The Pakistan Stock Exchange (PSX), the world’s best-performing market in FY24, is projected to soar by 36%, surpassing 109,000 points by the end of the fiscal year 2024-25. Despite this, FTSE Russell has announced the downgrading of Pakistan from its Secondary Emerging to Frontier Market, effective from September 2024.
Domestic research houses foresee minimal negative impact from this decision, given the country’s nominal weight in the global index. In a comprehensive report titled ‘Strategy FY2025…into the century zone’, Arif Habib Limited (AHL) Research anticipates a 36% return from the PSX benchmark KSE 100 Index in FY25. “The index is buoyed by potential negotiations of the International Monetary Fund (IMF)’s Extended Fund Facility (EFF) programme, a downward trend in the State Bank of Pakistan (SBP) interest rate, and a shift in investments from fixed income to equities, all expected to lead to a re-rating of the index.”
On Friday, the PSX reached an all-time high of 80,283 points with a nominal gain of 49 points, following a strong rally at the start of FY25. It surged by 89% (or 94% in US dollar terms) in FY24, closing at 78,455 points last Friday.
AHL Research highlights that the projected rally this fiscal year would be supported by an anticipated 3.2% improvement in economic activities, fuelled by improved agriculture yields, recoveries in industrial output, and services sector growth compared to 2.38% in FY24. Additionally, Pakistan is expected to enter a new three to four-year EFF programme with the IMF, likely amounting to $6-8 billion. Inflation is expected to average around 10.7% in FY25 compared to 23.4% in the previous year, alongside a moderate current account deficit and rupee depreciation, which would fuel the rally.

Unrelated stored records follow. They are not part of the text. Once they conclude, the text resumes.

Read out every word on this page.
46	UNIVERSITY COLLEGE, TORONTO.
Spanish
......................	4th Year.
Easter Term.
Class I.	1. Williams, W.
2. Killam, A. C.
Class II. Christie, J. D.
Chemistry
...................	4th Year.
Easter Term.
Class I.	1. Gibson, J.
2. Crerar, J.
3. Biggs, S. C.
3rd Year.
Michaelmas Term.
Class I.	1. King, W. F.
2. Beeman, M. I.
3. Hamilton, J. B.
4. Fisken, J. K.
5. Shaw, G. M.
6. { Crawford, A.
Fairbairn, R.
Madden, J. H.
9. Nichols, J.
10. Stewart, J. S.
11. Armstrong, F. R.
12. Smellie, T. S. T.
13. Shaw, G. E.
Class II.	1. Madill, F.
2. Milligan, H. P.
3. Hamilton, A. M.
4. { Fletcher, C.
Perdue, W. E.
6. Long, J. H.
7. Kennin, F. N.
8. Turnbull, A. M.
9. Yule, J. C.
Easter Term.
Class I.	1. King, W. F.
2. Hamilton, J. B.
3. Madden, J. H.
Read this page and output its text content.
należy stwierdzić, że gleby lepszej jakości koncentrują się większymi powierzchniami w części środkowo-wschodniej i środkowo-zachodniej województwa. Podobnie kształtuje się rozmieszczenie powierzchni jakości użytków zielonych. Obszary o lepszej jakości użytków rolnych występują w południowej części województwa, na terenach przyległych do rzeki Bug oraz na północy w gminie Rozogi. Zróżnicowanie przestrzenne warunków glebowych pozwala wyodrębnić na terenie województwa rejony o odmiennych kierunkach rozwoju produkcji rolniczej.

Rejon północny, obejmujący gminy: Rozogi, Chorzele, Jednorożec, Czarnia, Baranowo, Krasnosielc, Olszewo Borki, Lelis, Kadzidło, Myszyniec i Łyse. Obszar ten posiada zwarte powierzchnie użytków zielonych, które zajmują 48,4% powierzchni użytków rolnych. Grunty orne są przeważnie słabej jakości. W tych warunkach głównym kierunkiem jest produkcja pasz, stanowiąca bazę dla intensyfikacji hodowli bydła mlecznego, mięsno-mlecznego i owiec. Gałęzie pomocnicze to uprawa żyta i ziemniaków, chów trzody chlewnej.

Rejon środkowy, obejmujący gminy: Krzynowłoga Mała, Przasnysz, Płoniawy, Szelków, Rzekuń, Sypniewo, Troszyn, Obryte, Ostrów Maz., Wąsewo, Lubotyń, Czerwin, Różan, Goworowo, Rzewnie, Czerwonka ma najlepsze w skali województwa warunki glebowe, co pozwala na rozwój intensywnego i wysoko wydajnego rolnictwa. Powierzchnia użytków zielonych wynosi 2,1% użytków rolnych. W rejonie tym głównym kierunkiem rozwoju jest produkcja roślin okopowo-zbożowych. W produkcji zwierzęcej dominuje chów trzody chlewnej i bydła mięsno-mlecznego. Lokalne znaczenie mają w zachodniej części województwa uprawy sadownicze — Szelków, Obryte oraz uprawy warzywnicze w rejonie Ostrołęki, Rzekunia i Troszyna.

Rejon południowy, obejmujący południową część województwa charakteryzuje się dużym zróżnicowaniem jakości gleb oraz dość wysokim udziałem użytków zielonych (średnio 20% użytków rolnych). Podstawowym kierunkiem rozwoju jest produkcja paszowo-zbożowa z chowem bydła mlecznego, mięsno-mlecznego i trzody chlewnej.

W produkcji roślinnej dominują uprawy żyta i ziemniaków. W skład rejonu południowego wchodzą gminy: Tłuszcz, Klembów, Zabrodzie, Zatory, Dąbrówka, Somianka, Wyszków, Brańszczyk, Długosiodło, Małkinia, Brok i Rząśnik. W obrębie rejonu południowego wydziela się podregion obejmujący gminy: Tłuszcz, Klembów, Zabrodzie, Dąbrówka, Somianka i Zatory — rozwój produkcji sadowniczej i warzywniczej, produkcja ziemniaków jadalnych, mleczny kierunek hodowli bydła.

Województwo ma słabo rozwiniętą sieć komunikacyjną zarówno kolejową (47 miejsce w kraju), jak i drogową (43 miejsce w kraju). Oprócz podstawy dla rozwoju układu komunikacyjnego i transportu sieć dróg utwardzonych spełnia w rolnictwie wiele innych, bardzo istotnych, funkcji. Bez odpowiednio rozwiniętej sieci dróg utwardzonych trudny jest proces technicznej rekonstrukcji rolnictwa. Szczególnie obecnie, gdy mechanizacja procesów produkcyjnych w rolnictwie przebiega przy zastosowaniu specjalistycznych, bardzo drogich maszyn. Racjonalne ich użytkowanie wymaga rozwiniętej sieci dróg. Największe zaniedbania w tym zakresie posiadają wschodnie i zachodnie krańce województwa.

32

Pakistan’s current account deficit for FY25 is projected to reach $2.6 billion as import-led demand rebounds, with the rupee expected to average around Rs289/$. Earnings growth for companies is estimated at 4.9%, while excluding banks and exploration and production companies, earnings are expected to post 16% growth. This improvement in earnings is expected to help rebound the price-to-earnings (PE) ratio and support the market.
AHL Research notes that the KSE-100 is trading at a 2025 PE multiple of 4.2x, a valuation lower than the 5-year historic average of 5.9x.
Sectoral view
The turnaround in macroeconomics, coupled with improvements in microeconomics across various sectors and listed companies, is expected to support the market’s uptrend at the PSX this year. Subdued interest rates may suppress earnings growth for commercial banks, but banks will focus on volumetric growth and improved non-markup income. The curtailment of circular debt, higher payouts, and the sale of government stakes in Reko Diq and state-owned entities (SOEs) are likely to remain key triggers for oil and gas exploration firms. Strong pricing power in the fertiliser sector, stable offtake, and the ability to pass on gas tariff hikes to consumers would support sector performance at the PSX.
Demand for cement is likely to improve amid economic revival, with lower coal costs, higher retention prices, reduced finance costs, and energy-efficient initiatives boosting net earnings of construction material companies. Timely power tariff adjustments are projected to alleviate cash flow concerns and curb the accumulation of circular debt. Economic revival and lower oil prices are expected to support local petroleum product demand, benefiting oil and gas marketing companies. A global recovery in textiles is anticipated to drive demand, with reduced energy costs from the PM’s industrial package. However, a normal tax regime may impact earnings in the textile sector. Demand for autos is expected to recover following economic stability and lower interest rates, with hybrid electric vehicles (HEVs) likely to gain prominence due to fuel efficiency.
FTSE downgrades
Muhammad Awais Ashraf, Director of Research at AKD Securities, explained that FTSE Russell reclassified Pakistan equities from Secondary Emerging to Frontier Market effective September 2024 after one of the two listed companies’ market capitalisation (in US dollar terms) fell below the required level. The massive rupee devaluation over the past several months significantly reduced the market capitalisation of PSX companies in US dollar terms. Otherwise, PSX market capitalisation hit an all-time high of over Rs10 trillion with outstanding performance in recent times.
Ashraf stated that Pakistan failed to meet the minimum requirement of two securities to retain secondary market status. “We do not foresee any negative implications of Pakistan’s equities downgrade to Frontier Markets by FTSE Russell given its small weight and the exclusion of only one security.” According to FTSE Russell Emerging Market Criteria, the country will be downgraded if the combined investable market capitalisation of the eligible securities falls below five basis points of the FTSE Emerging All Cap Index, or the number of eligible index constituents falls below two. The FTSE Emerging Market Index currently has only one security with a market cap of $313 million out of a total market cap of $7,300 billion. Moreover, the FTSE Emerging All Cap Index includes 14 Pakistan securities out of a total of 4,423 securities, with a total market cap of $4,295 million, having a weight of 0.05%.